Why we collect it? We originally collected the data for pay and performance, but we now use it for patterns of absences, and we can use these patterns to predict disengagement and eventually resignation. We can say things like ‘People who have four Fridays off in a row, are somewhat disengaged, and after six Fridays, will resign 80% of the time”.

What might Leader A do with this employee data? Leader A, will watch the data, and note two people working excessive hours, and someone else who may be less engaged. They’ll check in with all three. They might discover, the person having Fridays off is actually totally engaged, but unfortunately, has an ill father and needs to change over to a four-day week for a few months, and they’ll help them do this. This might discover the two working excessive hours are working on a project they love and are powering through it. They’ll make an agreement about how long the extended hours will continue and then follow up to make sure things are under control.

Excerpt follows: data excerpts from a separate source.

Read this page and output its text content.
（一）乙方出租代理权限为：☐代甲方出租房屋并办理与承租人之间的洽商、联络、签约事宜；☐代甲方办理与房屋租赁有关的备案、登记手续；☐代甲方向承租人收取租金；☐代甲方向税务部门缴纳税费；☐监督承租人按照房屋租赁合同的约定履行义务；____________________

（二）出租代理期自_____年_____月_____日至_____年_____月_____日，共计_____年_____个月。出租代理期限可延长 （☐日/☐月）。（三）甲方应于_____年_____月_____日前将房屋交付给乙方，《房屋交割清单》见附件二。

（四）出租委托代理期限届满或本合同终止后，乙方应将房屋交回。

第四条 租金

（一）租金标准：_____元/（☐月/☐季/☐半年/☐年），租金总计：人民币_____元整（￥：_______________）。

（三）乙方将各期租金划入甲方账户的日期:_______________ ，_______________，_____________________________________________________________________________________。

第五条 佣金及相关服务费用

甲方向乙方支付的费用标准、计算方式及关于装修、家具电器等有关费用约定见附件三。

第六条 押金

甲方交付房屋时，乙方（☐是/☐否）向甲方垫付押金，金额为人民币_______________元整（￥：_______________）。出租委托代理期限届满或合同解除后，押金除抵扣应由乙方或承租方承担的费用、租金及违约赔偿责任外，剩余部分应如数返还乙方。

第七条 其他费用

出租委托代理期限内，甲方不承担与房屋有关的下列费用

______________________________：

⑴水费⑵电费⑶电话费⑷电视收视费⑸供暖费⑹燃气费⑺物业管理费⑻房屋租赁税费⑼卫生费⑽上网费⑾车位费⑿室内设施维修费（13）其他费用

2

What might Leader B do with this employee data? Leader B, will look at the exception report, and pick up the person who’s taking Fridays off. Without checking in, they’ll decide they’re quite disengaged. They’ll assume it’s the same problem they’ve seen before. They’ll take the person off training, as they’re sure as hell don’t want to invest in someone who’s got one foot out the door. They’ll stop spending time with the person, and the person will quickly work out that they’re on the outer. Unbeknown to their manager, this will add to the stress of trying to care for an ill father.

Now let’s put all three together.

The Leader, A or B, will know your geo-location, bio data, health, and your facial expressions every minute you’re at work, and potentially your geolocation and bio data outside of work. They can add the psychometric data from recruitment or promotions. They can add performance scores, salary data, interview examples, and your social media views and posts. They could your data from a previous employer, or two, long before you learnt to lead. They could add the data from the teams you’ve led, across multiple companies, and check how they’re all travelling now to make sure your impact on others is what you say it is.

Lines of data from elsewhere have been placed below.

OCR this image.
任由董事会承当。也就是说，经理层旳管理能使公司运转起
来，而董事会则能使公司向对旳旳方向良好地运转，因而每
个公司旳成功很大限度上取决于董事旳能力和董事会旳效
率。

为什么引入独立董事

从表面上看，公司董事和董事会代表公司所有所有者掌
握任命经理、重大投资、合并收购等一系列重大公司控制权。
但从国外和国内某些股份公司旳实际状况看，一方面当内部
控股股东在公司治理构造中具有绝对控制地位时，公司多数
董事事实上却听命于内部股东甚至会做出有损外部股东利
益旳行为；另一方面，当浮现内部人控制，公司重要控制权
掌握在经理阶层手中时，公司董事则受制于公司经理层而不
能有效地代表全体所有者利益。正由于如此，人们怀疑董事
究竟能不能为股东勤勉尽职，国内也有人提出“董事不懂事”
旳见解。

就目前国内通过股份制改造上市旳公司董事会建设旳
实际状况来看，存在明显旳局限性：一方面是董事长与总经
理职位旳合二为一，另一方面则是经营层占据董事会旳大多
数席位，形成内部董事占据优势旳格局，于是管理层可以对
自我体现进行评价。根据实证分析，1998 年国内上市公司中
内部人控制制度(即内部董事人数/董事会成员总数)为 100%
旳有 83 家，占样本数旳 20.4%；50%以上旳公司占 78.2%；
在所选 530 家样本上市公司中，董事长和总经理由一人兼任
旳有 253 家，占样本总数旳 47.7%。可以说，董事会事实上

In fact, they have so much data on each person that they have to be overwhelmed, and then there are ten people on their team, and they all impact each other, so multiply it many times over.

Do we know what capabilities, mind-set and bandwidth Leaders will require to deal with all this data?   Do we know what potential correlations mean, if anything? Do we have norms that make sense with individual difference, let alone when we add in all our different disabilities?

That’s even looking though the eyes of our friend, the good Leader A, let alone adding in the ‘how can I control people’ mind-set of Leader B.

The good news is that at the Rostering Conference, I was surrounded by a lot of people who love this topic and are already thinking forward.

There was great knowledge and a good debate in the room.

No one wants fear mongering, but we do need open conversations. ’

We want better understanding of not only intended consequences, but also unintended. Not just ‘what is this data for?’ but equally, ‘how could it be misused?

‘what data should we never add it to?’ and ‘what do we need to train Leaders in, so they use the data competently and appropriately’?.

Encouragingly, around the room, there seemed to be general consensus that ‘opt in’ was the way to go. Explain to people what you want to collect and why, and explain the potential uses. If people agree, then you can collect and use the data as you intend. But you cannot sell it, or on-forward it, or add in other potentially unrelated data, without their permission and knowledge as well.

Of course, amongst all that agreement, there was another very human question – “What if you don’t want to opt in, but everyone else does? Will there be there social pressure to ‘opt in’, is it really your choice, and will you not be included in the team if you don’t ‘opt in’?”

And that’s the reality of employee data and any rules we put in place. There’s the written rules, the plans, and the very positive intentions. Then there’s reality, and accepting that it’s never quite as perfect as we planned.